I thought of the literary term “Chekhov’s Gun”: “One must never place a loaded rifle on the stage if it isn’t going to go off,” the playwright famously said. He was referring to props, to literary promises not kept, but I think of it literally: Don’t have a gun unless you’re planning to use it.
I do not want to use it. Getting firearm training didn’t make me want a gun, but something has changed within me. Or maybe it’s just the world has changed — my world had changed.

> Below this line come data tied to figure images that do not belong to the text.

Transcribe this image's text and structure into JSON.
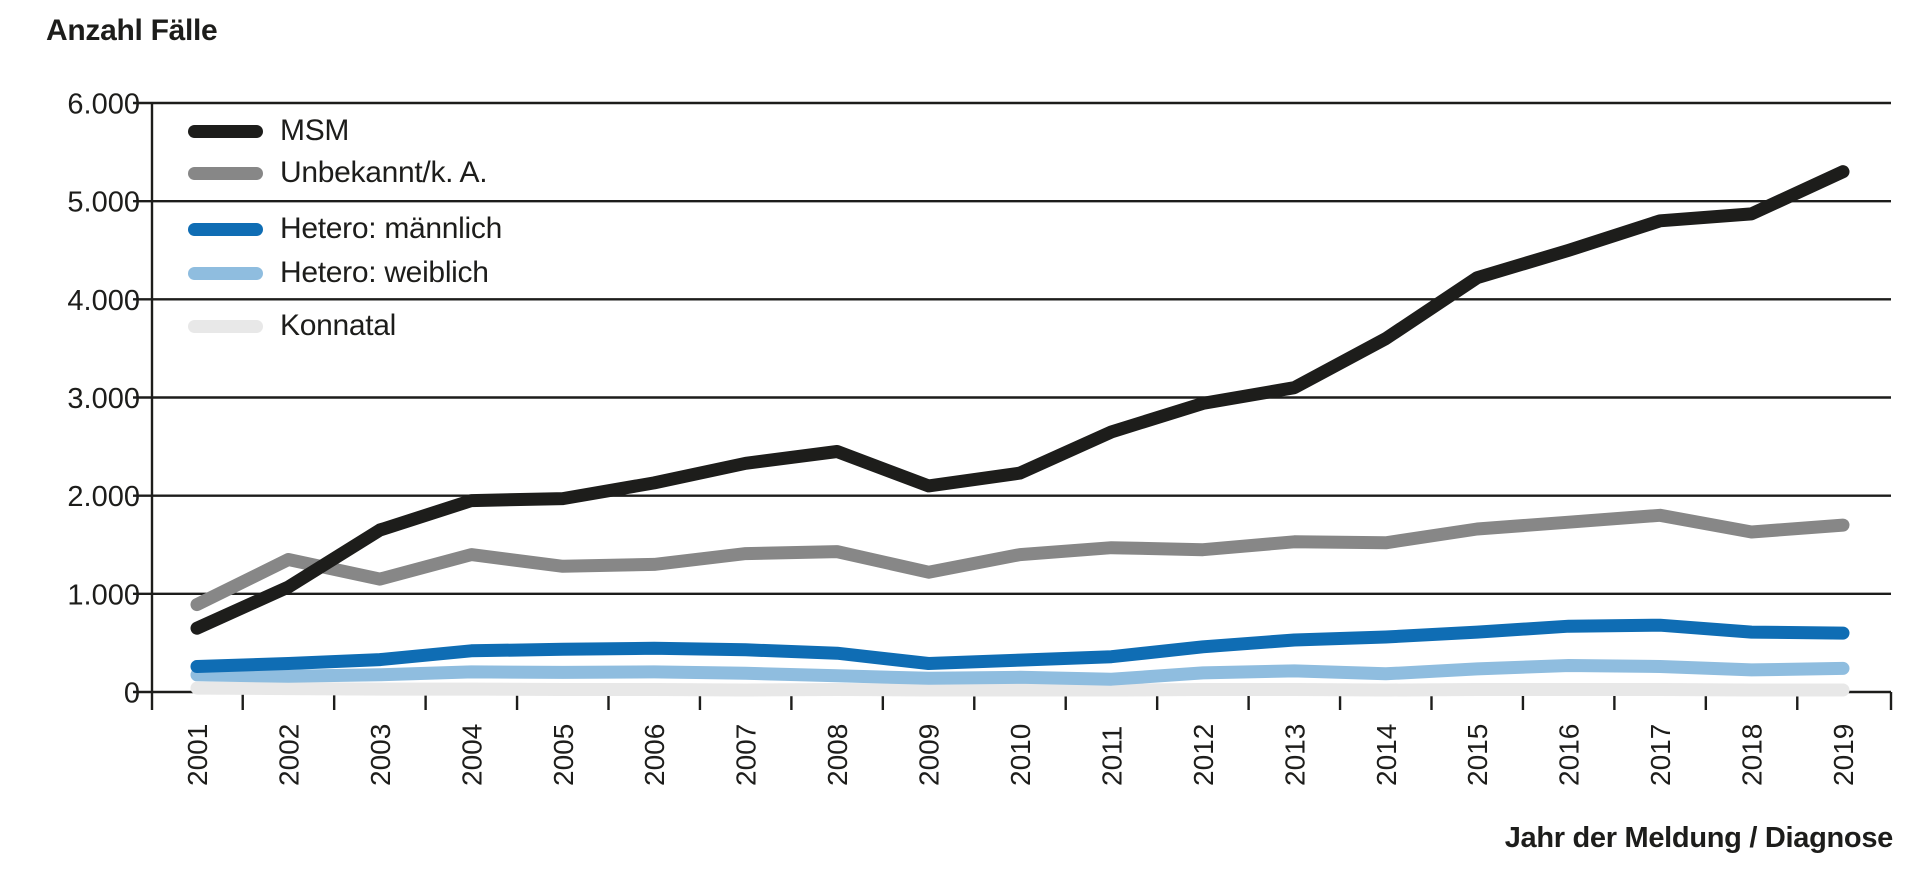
{
  "chart_data": {
    "type": "line",
    "title": "Anzahl Fälle",
    "xlabel": "Jahr der Meldung / Diagnose",
    "ylabel": "Anzahl Fälle",
    "ylim": [
      0,
      6000
    ],
    "grid": "horizontal",
    "legend_position": "top-left-inside",
    "axis_color": "#1d1d1b",
    "background_color": "#ffffff",
    "years": [
      "2001",
      "2002",
      "2003",
      "2004",
      "2005",
      "2006",
      "2007",
      "2008",
      "2009",
      "2010",
      "2011",
      "2012",
      "2013",
      "2014",
      "2015",
      "2016",
      "2017",
      "2018",
      "2019"
    ],
    "y_ticks": [
      {
        "value": 0,
        "label": "0"
      },
      {
        "value": 1000,
        "label": "1.000"
      },
      {
        "value": 2000,
        "label": "2.000"
      },
      {
        "value": 3000,
        "label": "3.000"
      },
      {
        "value": 4000,
        "label": "4.000"
      },
      {
        "value": 5000,
        "label": "5.000"
      },
      {
        "value": 6000,
        "label": "6.000"
      }
    ],
    "series": [
      {
        "id": "msm",
        "label": "MSM",
        "color": "#1d1d1b",
        "values": [
          650,
          1070,
          1650,
          1950,
          1970,
          2130,
          2330,
          2450,
          2100,
          2230,
          2650,
          2940,
          3100,
          3600,
          4220,
          4500,
          4800,
          4870,
          5300
        ]
      },
      {
        "id": "unbekannt",
        "label": "Unbekannt/k. A.",
        "color": "#878787",
        "values": [
          890,
          1350,
          1150,
          1400,
          1280,
          1300,
          1410,
          1430,
          1220,
          1400,
          1470,
          1450,
          1530,
          1520,
          1660,
          1730,
          1800,
          1630,
          1700
        ]
      },
      {
        "id": "hetero-maennlich",
        "label": "Hetero: männlich",
        "color": "#0f6db4",
        "values": [
          260,
          290,
          330,
          420,
          435,
          445,
          430,
          395,
          290,
          325,
          360,
          460,
          530,
          560,
          610,
          670,
          680,
          610,
          600
        ]
      },
      {
        "id": "hetero-weiblich",
        "label": "Hetero: weiblich",
        "color": "#8fbddf",
        "values": [
          175,
          160,
          175,
          205,
          200,
          205,
          190,
          165,
          140,
          150,
          130,
          195,
          215,
          185,
          235,
          270,
          260,
          225,
          240
        ]
      },
      {
        "id": "konnatal",
        "label": "Konnatal",
        "color": "#e8e8e8",
        "values": [
          40,
          35,
          30,
          30,
          25,
          25,
          20,
          25,
          20,
          20,
          20,
          25,
          25,
          20,
          25,
          25,
          25,
          20,
          20
        ]
      }
    ]
  }
}
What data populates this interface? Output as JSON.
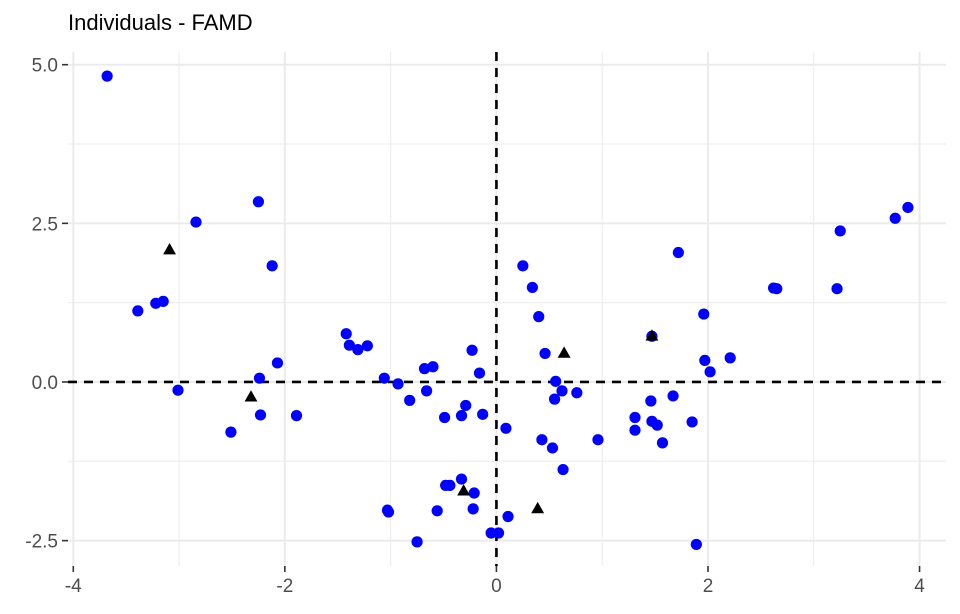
{
  "chart_data": {
    "type": "scatter",
    "title": "Individuals - FAMD",
    "xlabel": "",
    "ylabel": "",
    "xlim": [
      -4.05,
      4.25
    ],
    "ylim": [
      -2.9,
      5.2
    ],
    "x_ticks": [
      -4,
      -2,
      0,
      2,
      4
    ],
    "x_tick_labels": [
      "-4",
      "-2",
      "0",
      "2",
      "4"
    ],
    "y_ticks": [
      -2.5,
      0.0,
      2.5,
      5.0
    ],
    "y_tick_labels": [
      "-2.5",
      "0.0",
      "2.5",
      "5.0"
    ],
    "grid": true,
    "reference_lines": {
      "x": 0,
      "y": 0,
      "style": "dashed"
    },
    "colors": {
      "points": "#0000ff",
      "triangles": "#000000",
      "grid": "#ebebeb"
    },
    "series": [
      {
        "marker": "circle",
        "color": "#0000ff",
        "points": [
          [
            -3.68,
            4.82
          ],
          [
            -3.39,
            1.12
          ],
          [
            -3.22,
            1.24
          ],
          [
            -3.15,
            1.27
          ],
          [
            -3.01,
            -0.13
          ],
          [
            -2.84,
            2.52
          ],
          [
            -2.25,
            2.84
          ],
          [
            -2.12,
            1.83
          ],
          [
            -2.24,
            0.06
          ],
          [
            -2.07,
            0.3
          ],
          [
            -2.23,
            -0.52
          ],
          [
            -2.51,
            -0.79
          ],
          [
            -1.89,
            -0.53
          ],
          [
            -1.42,
            0.76
          ],
          [
            -1.39,
            0.58
          ],
          [
            -1.31,
            0.51
          ],
          [
            -1.22,
            0.57
          ],
          [
            -1.06,
            0.06
          ],
          [
            -0.93,
            -0.03
          ],
          [
            -0.82,
            -0.29
          ],
          [
            -0.68,
            0.21
          ],
          [
            -0.6,
            0.24
          ],
          [
            -0.66,
            -0.14
          ],
          [
            -0.49,
            -0.56
          ],
          [
            -0.33,
            -0.53
          ],
          [
            -0.29,
            -0.37
          ],
          [
            -0.23,
            0.5
          ],
          [
            -0.16,
            0.14
          ],
          [
            -0.13,
            -0.51
          ],
          [
            -1.03,
            -2.02
          ],
          [
            -1.02,
            -2.05
          ],
          [
            -0.56,
            -2.03
          ],
          [
            -0.48,
            -1.63
          ],
          [
            -0.44,
            -1.63
          ],
          [
            -0.33,
            -1.53
          ],
          [
            -0.21,
            -1.75
          ],
          [
            -0.22,
            -2.0
          ],
          [
            -0.75,
            -2.52
          ],
          [
            -0.05,
            -2.38
          ],
          [
            0.02,
            -2.38
          ],
          [
            0.09,
            -0.73
          ],
          [
            0.11,
            -2.12
          ],
          [
            0.25,
            1.83
          ],
          [
            0.34,
            1.49
          ],
          [
            0.4,
            1.03
          ],
          [
            0.46,
            0.45
          ],
          [
            0.56,
            0.01
          ],
          [
            0.62,
            -0.14
          ],
          [
            0.76,
            -0.17
          ],
          [
            0.55,
            -0.27
          ],
          [
            0.43,
            -0.91
          ],
          [
            0.53,
            -1.04
          ],
          [
            0.63,
            -1.38
          ],
          [
            0.96,
            -0.91
          ],
          [
            1.31,
            -0.56
          ],
          [
            1.31,
            -0.76
          ],
          [
            1.46,
            -0.3
          ],
          [
            1.47,
            -0.62
          ],
          [
            1.52,
            -0.68
          ],
          [
            1.57,
            -0.96
          ],
          [
            1.67,
            -0.22
          ],
          [
            1.72,
            2.04
          ],
          [
            1.85,
            -0.63
          ],
          [
            1.96,
            1.07
          ],
          [
            1.97,
            0.34
          ],
          [
            2.02,
            0.16
          ],
          [
            2.21,
            0.38
          ],
          [
            1.89,
            -2.56
          ],
          [
            1.47,
            0.72
          ],
          [
            2.62,
            1.48
          ],
          [
            2.65,
            1.47
          ],
          [
            3.22,
            1.47
          ],
          [
            3.25,
            2.38
          ],
          [
            3.77,
            2.58
          ],
          [
            3.89,
            2.75
          ]
        ]
      },
      {
        "marker": "triangle",
        "color": "#000000",
        "points": [
          [
            -3.09,
            2.08
          ],
          [
            -2.32,
            -0.24
          ],
          [
            -0.31,
            -1.72
          ],
          [
            0.39,
            -2.0
          ],
          [
            0.64,
            0.45
          ],
          [
            1.47,
            0.72
          ]
        ]
      }
    ]
  }
}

Since October 7, everything seems upside down: I’ve seen so many of my liberal allies fail to stand with me like I stood with their causes (which I’d thought were our causes). I’ve lost friends and lost respect for people like my longtime family doctor, who signed an open letter from Columbia University faculty that contained anti-Israel sentiment but failed to condemn Hamas. I can no longer distinguish between anti-Zionism and antisemitism. I find myself essentially fangirling far right-wingers I once eschewed, such as the nasally fast-talking Ben Shapiro, who opposes abortion but puts anti-Zionists in their place.
I do not know what it means to be a liberal Jew in America anymore. I don’t know what it means to be against gun violence or against people who have guns or just against having playdates at houses with people who own guns — not when those people are all around me, when those are my people.
I may invest in what Rabbi Norry calls “second-best by far” options: a stun gun, mace or pepper spray. Or self-defense classes (Norry is a black belt in taekwondo). I am left thinking about something he told me: “Train and think about what you should do if someone grabs you. A person should know how to fight, because you might have to.”